Pathological changes in the gastrointestinal tract in scleroderma patients can result in reduced colonic motility. This affliction can cause severe abdominal pain. Thus, marked increase in dietary fiber should be undertaken cautiously and introduced gradually.
It may be advisable to instruct the patient to avoid mega doses of vitamin C (more than 1,000 mg daily). There is evidence to show that high doses of vitamin C stimulate collagen formation and may enhance deposition.
- VITAMIN E and other ANTIOXIDANTS
Deficiencies of antioxidant vitamins and nutrients are common in patients with this disease. VITAMIN E has a strong anti-oxidant effect on toxins and heavy metals and stabilizes cell membranes. Large doses of vitamin E help to prevent the tissue hardening typical of this illness and overall, improved the skin in most patients. VITAMIN C with BIOFLAVONOIDS acts against inflammatory processes, decreases free radical damage, and is necessary for the health of connective tissue. Dosage: Vitamin E 200-1,200 IU daily; Vitamin C 500-2,000 mg daily.
- OMEGA 3, 6 FATTY ACIDS (PRIMROSE OIL and FISH OIL)
Research has demonstrated that fish and flaxseed oil inhibits arachidonic acid- which plays a key role in autoimmune diseases. The overlap of Sjogren’s Disease, and overlapping condition with scleroderma, has been argued to be a lack of adequate synthesis of prostaglandin E1, a potent anti-inflammatory hormone like fatty acid. GLA is an essential fatty acid that is converted to the precursor for PE1. EVENING PRIMROSE OIL contains a high concentration of GLA. Dosage: 1-3 grams daily.
- VITAMIN D3
Vitamin D3 is 3-9 times more potent than vitamin D2. Recent studies have shown the effectiveness of orally administered vitamin D as a treatment for scleroderma. Oral administration with 1,25-dihydroxycholecalciferal (Calcitriol) treatments improves skin manifestations, but is expensive compared to vitamin D3. Dosage: Up to 4,000 IU daily for 2-5 months is a safe level.
- CALCIUM and SILICA
These are two minerals critical for bone and collagen development. Dosage: Calcium 1,000-1,500 mg daily; Silica 1,000 mg daily.
- N-ACETYLCYSTEINE (NAC)
One study showed that patients with Raynaud’s phenomenon secondary to scleroderma were successfully treated with IV infusions of NAC. Dosage: 15 mg per kg of body weight, only under direction of a qualified practitioner.

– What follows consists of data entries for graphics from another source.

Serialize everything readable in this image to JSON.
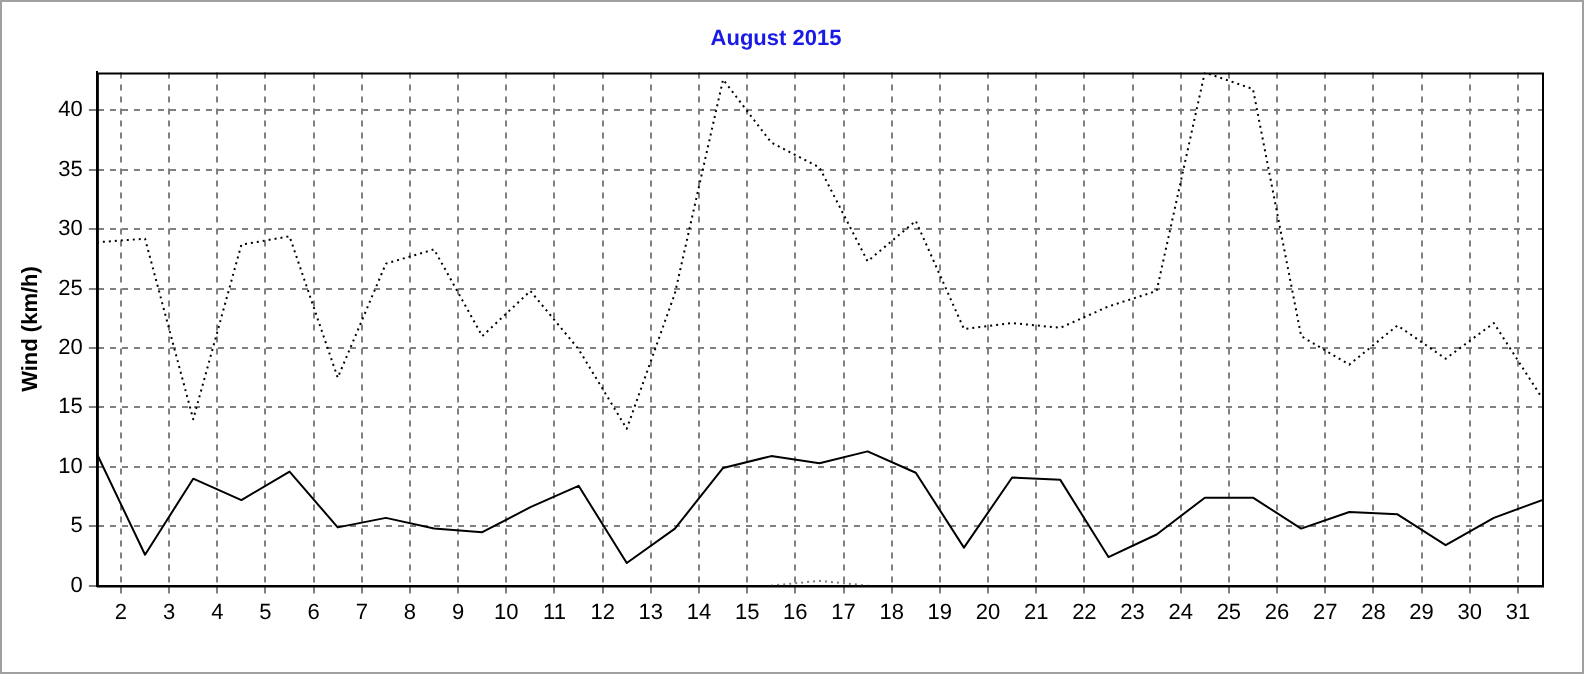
{
  "chart_data": {
    "type": "line",
    "title": "August 2015",
    "ylabel": "Wind (km/h)",
    "x": [
      1.5,
      2.5,
      3.5,
      4.5,
      5.5,
      6.5,
      7.5,
      8.5,
      9.5,
      10.5,
      11.5,
      12.5,
      13.5,
      14.5,
      15.5,
      16.5,
      17.5,
      18.5,
      19.5,
      20.5,
      21.5,
      22.5,
      23.5,
      24.5,
      25.5,
      26.5,
      27.5,
      28.5,
      29.5,
      30.5,
      31.5
    ],
    "series": [
      {
        "color": "#000000",
        "line_style": "dotted",
        "values": [
          28.9,
          29.2,
          14.0,
          28.7,
          29.4,
          17.5,
          27.1,
          28.3,
          21.0,
          24.8,
          19.9,
          13.2,
          24.6,
          42.6,
          37.3,
          35.2,
          27.3,
          30.7,
          21.6,
          22.1,
          21.7,
          23.5,
          24.8,
          43.2,
          41.8,
          21.0,
          18.6,
          21.9,
          19.1,
          22.1,
          15.8
        ]
      },
      {
        "color": "#000000",
        "line_style": "solid",
        "values": [
          11.1,
          2.6,
          9.0,
          7.2,
          9.6,
          4.9,
          5.7,
          4.8,
          4.5,
          6.6,
          8.4,
          1.9,
          4.8,
          9.9,
          10.9,
          10.3,
          11.3,
          9.5,
          3.2,
          9.1,
          8.9,
          2.4,
          4.3,
          7.4,
          7.4,
          4.8,
          6.2,
          6.0,
          3.4,
          5.7,
          7.2
        ]
      },
      {
        "color": "#808080",
        "line_style": "dotted",
        "values": [
          null,
          null,
          null,
          null,
          null,
          null,
          null,
          null,
          null,
          null,
          null,
          null,
          null,
          null,
          0,
          0.4,
          0,
          null,
          null,
          null,
          null,
          null,
          null,
          null,
          null,
          null,
          null,
          null,
          null,
          null,
          null
        ]
      }
    ],
    "xlim": [
      1.5,
      31.5
    ],
    "xticks": [
      2,
      3,
      4,
      5,
      6,
      7,
      8,
      9,
      10,
      11,
      12,
      13,
      14,
      15,
      16,
      17,
      18,
      19,
      20,
      21,
      22,
      23,
      24,
      25,
      26,
      27,
      28,
      29,
      30,
      31
    ],
    "ylim": [
      0,
      43.2
    ],
    "yticks": [
      0,
      5,
      10,
      15,
      20,
      25,
      30,
      35,
      40
    ],
    "grid": true,
    "marker": "none",
    "legend": false
  }
}
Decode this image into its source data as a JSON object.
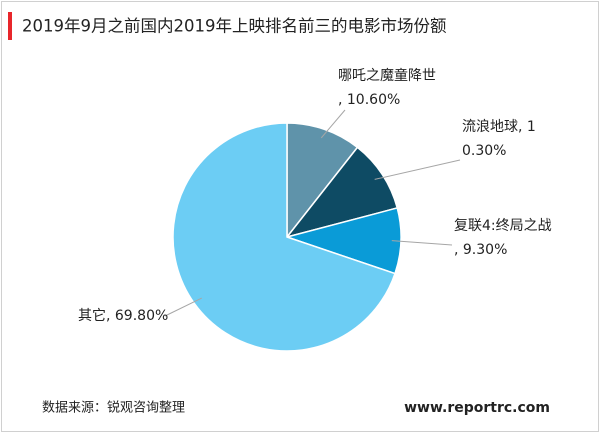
{
  "chart_data": {
    "type": "pie",
    "title": "2019年9月之前国内2019年上映排名前三的电影市场份额",
    "values": [
      10.6,
      10.3,
      9.3,
      69.8
    ],
    "value_labels": [
      "哪吒之魔童降世, 10.60%",
      "流浪地球, 10.30%",
      "复联4:终局之战, 9.30%",
      "其它, 69.80%"
    ],
    "colors": [
      "#5f93aa",
      "#0e4b64",
      "#0a9bd7",
      "#6ccdf4"
    ],
    "source": "数据来源：锐观咨询整理",
    "website": "www.reportrc.com"
  }
}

The B vitamins are critical for the rejuvenation of cell formation and the production of energy in the body. It is recommended to take higher doses of B1, B2, B3, B6, B12, biotin, folate, and pantothenic acid. Dosage: 50-200 mg daily.
- COX-2 INHIBITING HERB
These herbs have anti-inflammatory effects and can be effective in treating the pain and arthralgias often suffered by patients with scleroderma. The most effective COX-2 herbs include BOSWELLA, CURCUMIN (Turmeric), BROMELAIN, GINGER, and WHITE WILLOW BARK. These herbs may inhibit the formation of leukotrienes (inflammatory mediators in the body) which causes inflammation and free radical damage in the body. Dosage: See packages or advice from a qualified health practitioner.
- OREGON GRAPE (BERERIS)
This herb has a cooling and drying affect on the skin, and is effective in treating various skin conditions, including scleroderma. Dosage: As directed.